A partir d’un taux de change unique, la France et l’Allemagne ont dès lors vu, depuis dix ans, leur trajectoire diverger nettement en ce qui concerne les finances publiques, les comptes extérieurs et le marché du travail.

Depuis l’introduction de l’euro, il existe pour l’ensemble des pays membres de l’UE une seule et même politique monétaire gérée de façon indépendante par la Banque Centrale Européenne. Cet abandon de souveraineté monétaire a rendu difficile sinon impossible la mise en place d’un policymix cohérent (politique budgétaire et politique monétaire) pour l’ensemble des Etats membres, cohérence qui tient compte notamment de la structure du système productif. A partir d’un taux de change unique, la France et l’Allemagne ont dès lors vu, depuis dix ans, leur trajectoire diverger nettement en ce qui concerne les finances publiques, les comptes extérieurs et le marché du travail, tendance qui s’est renforcée sous l’effet de chocs asymétriques (crise économique et financière de 2008).
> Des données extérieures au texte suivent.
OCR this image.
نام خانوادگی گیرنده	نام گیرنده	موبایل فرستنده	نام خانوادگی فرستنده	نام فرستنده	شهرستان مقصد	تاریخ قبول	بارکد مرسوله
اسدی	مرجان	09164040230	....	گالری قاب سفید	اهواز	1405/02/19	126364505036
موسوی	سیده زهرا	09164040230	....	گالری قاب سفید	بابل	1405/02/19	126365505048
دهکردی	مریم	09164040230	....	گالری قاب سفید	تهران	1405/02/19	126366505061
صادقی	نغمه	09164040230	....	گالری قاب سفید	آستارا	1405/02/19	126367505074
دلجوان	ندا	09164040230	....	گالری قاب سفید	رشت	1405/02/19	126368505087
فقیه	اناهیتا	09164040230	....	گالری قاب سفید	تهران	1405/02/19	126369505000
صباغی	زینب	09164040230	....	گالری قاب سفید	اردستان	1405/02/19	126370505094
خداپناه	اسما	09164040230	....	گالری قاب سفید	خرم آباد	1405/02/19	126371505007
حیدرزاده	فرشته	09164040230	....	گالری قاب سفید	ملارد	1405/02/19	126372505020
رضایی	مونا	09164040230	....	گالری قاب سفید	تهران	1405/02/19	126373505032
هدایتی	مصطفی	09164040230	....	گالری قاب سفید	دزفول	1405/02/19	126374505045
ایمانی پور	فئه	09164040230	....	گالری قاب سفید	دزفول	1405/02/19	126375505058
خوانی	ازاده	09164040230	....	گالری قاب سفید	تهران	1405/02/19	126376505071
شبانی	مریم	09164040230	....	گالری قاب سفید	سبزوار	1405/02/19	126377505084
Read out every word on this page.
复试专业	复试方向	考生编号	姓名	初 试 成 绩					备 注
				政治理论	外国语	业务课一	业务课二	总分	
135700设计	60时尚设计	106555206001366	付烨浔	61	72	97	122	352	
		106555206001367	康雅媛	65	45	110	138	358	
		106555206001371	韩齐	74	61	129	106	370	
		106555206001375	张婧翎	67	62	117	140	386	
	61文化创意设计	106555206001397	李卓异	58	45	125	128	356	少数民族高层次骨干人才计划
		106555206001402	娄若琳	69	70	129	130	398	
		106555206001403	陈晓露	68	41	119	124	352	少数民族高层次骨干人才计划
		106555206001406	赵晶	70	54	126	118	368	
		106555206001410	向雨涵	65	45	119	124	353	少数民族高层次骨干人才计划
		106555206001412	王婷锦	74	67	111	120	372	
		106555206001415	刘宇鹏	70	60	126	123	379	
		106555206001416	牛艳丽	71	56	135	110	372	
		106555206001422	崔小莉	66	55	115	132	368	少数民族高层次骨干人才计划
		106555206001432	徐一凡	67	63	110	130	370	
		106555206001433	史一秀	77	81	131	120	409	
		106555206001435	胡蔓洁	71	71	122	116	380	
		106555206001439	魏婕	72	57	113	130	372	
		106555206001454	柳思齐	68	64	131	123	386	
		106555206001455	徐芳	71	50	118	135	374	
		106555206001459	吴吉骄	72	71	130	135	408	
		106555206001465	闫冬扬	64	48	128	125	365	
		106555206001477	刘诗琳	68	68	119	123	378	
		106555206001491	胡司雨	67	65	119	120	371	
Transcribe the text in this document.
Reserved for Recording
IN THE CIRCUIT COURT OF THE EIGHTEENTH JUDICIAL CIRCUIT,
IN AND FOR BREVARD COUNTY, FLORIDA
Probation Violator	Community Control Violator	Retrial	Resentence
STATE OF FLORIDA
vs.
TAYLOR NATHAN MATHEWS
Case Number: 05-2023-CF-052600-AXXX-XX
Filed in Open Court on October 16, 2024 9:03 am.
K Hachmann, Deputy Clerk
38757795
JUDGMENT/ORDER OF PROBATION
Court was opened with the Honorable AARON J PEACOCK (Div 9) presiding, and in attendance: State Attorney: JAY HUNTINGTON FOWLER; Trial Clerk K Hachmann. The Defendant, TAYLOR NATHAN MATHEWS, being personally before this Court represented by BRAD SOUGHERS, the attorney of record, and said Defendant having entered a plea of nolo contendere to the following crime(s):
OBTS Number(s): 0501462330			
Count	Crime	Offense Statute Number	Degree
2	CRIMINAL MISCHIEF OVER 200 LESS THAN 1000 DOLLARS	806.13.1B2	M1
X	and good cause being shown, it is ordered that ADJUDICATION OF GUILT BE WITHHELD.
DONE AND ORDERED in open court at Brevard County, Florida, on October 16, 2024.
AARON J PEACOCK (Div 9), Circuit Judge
Néanmoins, les deux voisins peuvent aussi partager des défis communs notamment en matière d’éducation, tels les problèmes de décrochage scolaire et l’efficacité de la formation initiale. C’est le constat que dresse France Stratégie, organe de réflexion rattaché au Premier ministre, dans une étude comparée des performances économiques des deux pays. 1

Un euro favorable, des réformes d’ampleur et une industrie compétitive

Bénéficiant d’une politique monétaire commune, les deux pays ont opté pour des stratégies de politique économique différentes. L’Allemagne qui a entamé, dès 2003, des réformes sociales et fiscales (lois Hartz : du marché du travail et des assurances sociales ; niveau de taxation plus bas sur le travail comme sur le capital), issues de l’Agenda 2010 menées par Gerhard Schröder, a contribué à flexibiliser son marché du travail et restaurer la compétitivité de son industrie. Avec une démographie déclinante, notre voisin allemand a pu aisément mettre en œuvre cette politique de dévaluation interne. Dès lors, on observe que la part de l’industrie manufacturière dans l’emploi total est de sept points plus élevée en Allemagne qu’en France, soit 17,5 % contre 10,5 %, relève l’étude. Le Mittelstand allemand, l’entreprise de taille intermédiaire (ETI), reste la force majeure de son industrie avec un investissement massif en R&D. L’effort global de R&D, en Allemagne, a augmenté de façon presque continuelle depuis 1994, pour atteindre 3% du PIB en 2012 (Eurostat), alors qu’il a, dans l’ensemble, stagné, en France, au cours des deux dernières décennies.

De plus, l’industrie allemande a su profiter de l’euro fort en sous-traitant une partie de son unité de production au sein des PECO (Pays d’Europe centrale et orientale) et importer à moindre coût les consommations intermédiaires. Avec une production industrielle haut de gamme (industrie de l’automobile, par exemple), l’euro fort a peu d’incidence sur le niveau d’exportations des produits allemands hors zone euro. Enfin, la stratégie commerciale allemande a aussi bénéficié, initialement, du dynamisme de la demande intérieure intrazone euro (Italie, Espagne, France, Grèce..). Un taux de change favorable, accompagné de réformes internes de grande ampleur, ont permis aux entreprises allemandes de nettement renforcer leur rentabilité pendant les années 2000, en particulier dans l’industrie et la construction. Celles-ci affichent en moyenne, un taux de marge de 40 %, contre moins de 30 % en France, explique France Stratégie.1 Ces performances se retrouvent également en termes d’ouverture au commerce international. Depuis l’introduction de l’euro, on constate une nette hausse des exportations allemandes et, dans une moindre mesure, de ses importations. Conséquence, notre voisin affiche aujourd’hui, et depuis maintenant quelques années, une balance commerciale excédentaire. En novembre 2014, l’Allemagne enregistre un excédent de 17,7 milliards d’euros contre un déficit commercial de 3,2 Mds pour la France.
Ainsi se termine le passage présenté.